Even if I find an AD that has a positive effect, will it make me feel "normal" or just a bit better and different? I really miss the old me and am not looking forward to a slightly improved "new me" that is marginally helped by ADs.

I mean, I'm 20 and I can't feel love or affection or attraction... What sort of bulls**t is this? I'd rather just take nothing at all than drugs that don't do anything or that have primary side effects "loss of libido" "flattened emotions" "apathy."

The depression doesn't seem to be changing at all in severity which probably means it's chronic. I wonder what people mean by "chronic?" Does that mean it won't go away and you just have to live with it? Or it just takes longer to go away? I don't know, it seems that I always get things sugar coated because nobody wants to make me feel worse. From most of the anecdotal reports I read about anhedonia, it doesn't seem to get better for alot of people. I feel like I'm on a sinking ship, and on several occasions I've listened to the military taps song thinking about my destroyed life to symbolize what I've lost.

God, if this parnate doesn't work, since it's supposed to be the most powerful AD available, and I don't get any improvements from this years from now, I'm seriously debating on whether or not I want to just ease my pain with some sort of illegal substance. I mean, the way I see it, if I'm f****d anyways, I might as well go out happier than to give in and just let it leave me with nothing at all until I die or grow old.

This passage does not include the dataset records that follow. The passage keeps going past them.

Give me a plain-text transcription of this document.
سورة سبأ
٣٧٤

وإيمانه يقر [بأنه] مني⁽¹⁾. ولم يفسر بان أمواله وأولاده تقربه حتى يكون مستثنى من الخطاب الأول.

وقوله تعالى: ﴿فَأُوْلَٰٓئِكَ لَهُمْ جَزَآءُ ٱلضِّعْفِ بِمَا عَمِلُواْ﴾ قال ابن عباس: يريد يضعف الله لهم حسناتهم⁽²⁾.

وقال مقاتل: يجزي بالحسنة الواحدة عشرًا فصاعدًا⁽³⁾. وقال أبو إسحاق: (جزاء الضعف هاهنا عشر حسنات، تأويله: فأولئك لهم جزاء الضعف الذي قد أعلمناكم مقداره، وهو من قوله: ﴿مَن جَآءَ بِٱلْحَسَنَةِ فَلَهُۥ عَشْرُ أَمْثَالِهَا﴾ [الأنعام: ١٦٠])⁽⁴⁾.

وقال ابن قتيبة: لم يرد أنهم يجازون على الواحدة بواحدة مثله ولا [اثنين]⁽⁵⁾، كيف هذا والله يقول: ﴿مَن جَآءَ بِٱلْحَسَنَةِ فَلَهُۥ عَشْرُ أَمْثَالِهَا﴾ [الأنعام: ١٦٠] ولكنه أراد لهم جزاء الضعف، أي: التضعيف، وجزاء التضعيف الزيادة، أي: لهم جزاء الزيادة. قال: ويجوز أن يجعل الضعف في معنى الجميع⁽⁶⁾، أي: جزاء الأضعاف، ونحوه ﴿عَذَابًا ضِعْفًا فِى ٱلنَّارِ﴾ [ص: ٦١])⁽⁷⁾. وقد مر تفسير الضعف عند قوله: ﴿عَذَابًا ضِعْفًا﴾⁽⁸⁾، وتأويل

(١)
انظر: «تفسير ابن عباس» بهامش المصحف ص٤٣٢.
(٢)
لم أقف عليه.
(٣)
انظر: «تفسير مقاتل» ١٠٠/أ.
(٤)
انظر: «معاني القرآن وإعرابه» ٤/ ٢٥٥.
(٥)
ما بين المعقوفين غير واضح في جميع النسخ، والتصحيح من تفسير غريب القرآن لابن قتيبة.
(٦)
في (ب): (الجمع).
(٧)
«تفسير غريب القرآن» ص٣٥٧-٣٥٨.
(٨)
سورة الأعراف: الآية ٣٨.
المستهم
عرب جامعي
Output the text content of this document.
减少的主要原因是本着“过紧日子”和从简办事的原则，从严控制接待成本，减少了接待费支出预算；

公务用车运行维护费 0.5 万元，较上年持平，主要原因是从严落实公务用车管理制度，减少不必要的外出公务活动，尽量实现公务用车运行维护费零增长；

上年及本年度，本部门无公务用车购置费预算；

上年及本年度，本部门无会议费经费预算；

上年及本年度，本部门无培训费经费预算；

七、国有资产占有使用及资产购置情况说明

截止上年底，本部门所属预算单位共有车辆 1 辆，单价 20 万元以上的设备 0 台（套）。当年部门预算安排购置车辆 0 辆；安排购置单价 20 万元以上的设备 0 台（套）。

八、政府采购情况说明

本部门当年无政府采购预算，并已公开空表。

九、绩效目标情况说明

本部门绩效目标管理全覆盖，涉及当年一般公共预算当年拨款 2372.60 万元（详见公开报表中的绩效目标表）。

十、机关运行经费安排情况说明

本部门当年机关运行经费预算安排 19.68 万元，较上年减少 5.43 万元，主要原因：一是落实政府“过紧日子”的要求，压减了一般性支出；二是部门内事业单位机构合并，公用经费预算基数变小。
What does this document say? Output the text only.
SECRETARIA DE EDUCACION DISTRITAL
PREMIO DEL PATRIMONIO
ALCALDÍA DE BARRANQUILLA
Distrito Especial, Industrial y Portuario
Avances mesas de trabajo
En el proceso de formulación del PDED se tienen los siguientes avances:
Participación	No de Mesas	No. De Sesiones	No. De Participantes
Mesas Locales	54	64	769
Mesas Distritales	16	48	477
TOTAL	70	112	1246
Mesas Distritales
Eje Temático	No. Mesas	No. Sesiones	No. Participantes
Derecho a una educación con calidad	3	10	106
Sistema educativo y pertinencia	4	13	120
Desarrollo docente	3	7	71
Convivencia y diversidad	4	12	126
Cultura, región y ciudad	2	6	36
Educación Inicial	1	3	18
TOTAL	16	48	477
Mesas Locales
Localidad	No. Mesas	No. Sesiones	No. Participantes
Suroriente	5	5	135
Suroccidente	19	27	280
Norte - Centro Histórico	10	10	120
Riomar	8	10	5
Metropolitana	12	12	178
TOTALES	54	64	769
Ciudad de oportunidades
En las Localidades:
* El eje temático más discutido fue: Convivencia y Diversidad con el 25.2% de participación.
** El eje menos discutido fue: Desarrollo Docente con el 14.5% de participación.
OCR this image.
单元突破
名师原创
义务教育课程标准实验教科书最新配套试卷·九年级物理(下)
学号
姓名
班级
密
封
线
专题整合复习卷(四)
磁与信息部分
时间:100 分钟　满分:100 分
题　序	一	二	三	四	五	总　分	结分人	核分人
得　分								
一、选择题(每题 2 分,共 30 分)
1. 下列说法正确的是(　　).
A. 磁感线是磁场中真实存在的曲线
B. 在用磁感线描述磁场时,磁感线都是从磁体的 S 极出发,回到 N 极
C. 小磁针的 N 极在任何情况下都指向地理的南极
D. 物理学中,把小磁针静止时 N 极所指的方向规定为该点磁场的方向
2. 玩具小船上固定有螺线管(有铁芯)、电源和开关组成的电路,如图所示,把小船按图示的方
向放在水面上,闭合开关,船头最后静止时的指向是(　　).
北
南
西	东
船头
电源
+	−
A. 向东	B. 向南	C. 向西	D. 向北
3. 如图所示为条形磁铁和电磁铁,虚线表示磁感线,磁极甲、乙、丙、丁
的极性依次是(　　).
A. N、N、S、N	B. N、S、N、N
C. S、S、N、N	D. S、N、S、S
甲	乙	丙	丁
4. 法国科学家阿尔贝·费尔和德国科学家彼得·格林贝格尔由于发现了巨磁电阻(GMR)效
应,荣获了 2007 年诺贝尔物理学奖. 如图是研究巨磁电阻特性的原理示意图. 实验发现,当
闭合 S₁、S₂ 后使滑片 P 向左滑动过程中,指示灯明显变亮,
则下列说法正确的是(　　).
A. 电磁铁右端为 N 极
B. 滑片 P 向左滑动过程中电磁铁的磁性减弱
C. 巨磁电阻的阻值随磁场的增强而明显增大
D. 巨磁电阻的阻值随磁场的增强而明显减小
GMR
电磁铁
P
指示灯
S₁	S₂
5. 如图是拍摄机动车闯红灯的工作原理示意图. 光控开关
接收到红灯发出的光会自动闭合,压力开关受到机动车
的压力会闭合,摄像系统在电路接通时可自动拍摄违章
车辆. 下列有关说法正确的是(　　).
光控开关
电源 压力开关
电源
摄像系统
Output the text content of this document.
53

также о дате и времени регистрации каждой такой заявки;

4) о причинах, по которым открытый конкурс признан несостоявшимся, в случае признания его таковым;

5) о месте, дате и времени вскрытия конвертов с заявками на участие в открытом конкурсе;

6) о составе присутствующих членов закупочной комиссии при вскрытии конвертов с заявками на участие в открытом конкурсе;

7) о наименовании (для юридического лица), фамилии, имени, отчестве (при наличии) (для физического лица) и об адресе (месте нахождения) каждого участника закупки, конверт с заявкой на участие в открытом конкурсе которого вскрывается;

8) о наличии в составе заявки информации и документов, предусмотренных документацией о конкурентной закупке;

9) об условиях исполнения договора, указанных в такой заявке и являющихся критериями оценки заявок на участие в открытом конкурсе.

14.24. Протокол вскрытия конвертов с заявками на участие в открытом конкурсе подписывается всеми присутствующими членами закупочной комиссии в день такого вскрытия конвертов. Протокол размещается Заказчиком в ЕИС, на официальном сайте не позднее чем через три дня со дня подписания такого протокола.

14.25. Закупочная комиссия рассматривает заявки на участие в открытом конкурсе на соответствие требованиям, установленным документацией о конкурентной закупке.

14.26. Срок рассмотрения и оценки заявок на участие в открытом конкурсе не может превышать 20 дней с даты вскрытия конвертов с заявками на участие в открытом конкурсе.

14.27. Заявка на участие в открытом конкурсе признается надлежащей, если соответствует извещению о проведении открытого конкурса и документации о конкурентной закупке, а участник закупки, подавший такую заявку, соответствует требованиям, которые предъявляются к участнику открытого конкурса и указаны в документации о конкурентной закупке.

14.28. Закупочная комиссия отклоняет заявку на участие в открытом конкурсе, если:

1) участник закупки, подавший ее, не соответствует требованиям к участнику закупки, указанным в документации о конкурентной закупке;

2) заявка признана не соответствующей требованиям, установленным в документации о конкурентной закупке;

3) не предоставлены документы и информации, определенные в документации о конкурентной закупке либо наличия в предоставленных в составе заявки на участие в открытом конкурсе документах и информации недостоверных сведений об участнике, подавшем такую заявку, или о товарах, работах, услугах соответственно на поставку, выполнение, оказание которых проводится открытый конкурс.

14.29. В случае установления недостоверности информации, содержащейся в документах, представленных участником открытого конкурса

EDIT: Sorry for the negative post, I'm just having difficulty because the despair is so severe. And I know what some of you are thinking, "these thought patterns could really use some changing through CBT or therapy." Well, this despair isn't really generated much from thoughts. It's more from the chronic absence of any sort of joy or pleasure or reward. I highly doubt any time with a therapist would alleviate any of this sense of despair. Think of it this way; if you were a slave and were not paid for laboring all day every day without a break and were deprived of food or water and thus were experiencing intense longings/pain for those things then someone tells you "stop thinking so negatively about it, you could really use some CBT" do you think you would experience any less hunger/thirst pangs from thinking about it differently? Well, if you really think so I dare you to try it. EXCUSE ME FROM DYING FROM HUNGER AND THIRST. It's almost insulting, to me at least. It's like yeah, I can think about it differently, but the suffering is still there. Someone telling me to think it away or cope with it is just sort of infuriating. That's my opinion at least. It doesn't really get to the heart of the issue and it is really distracting from getting any real help by masking it with trying to just "cope with it" ("coping mechanisms," etc.). Believe me, I'm already "coping" the best that I can.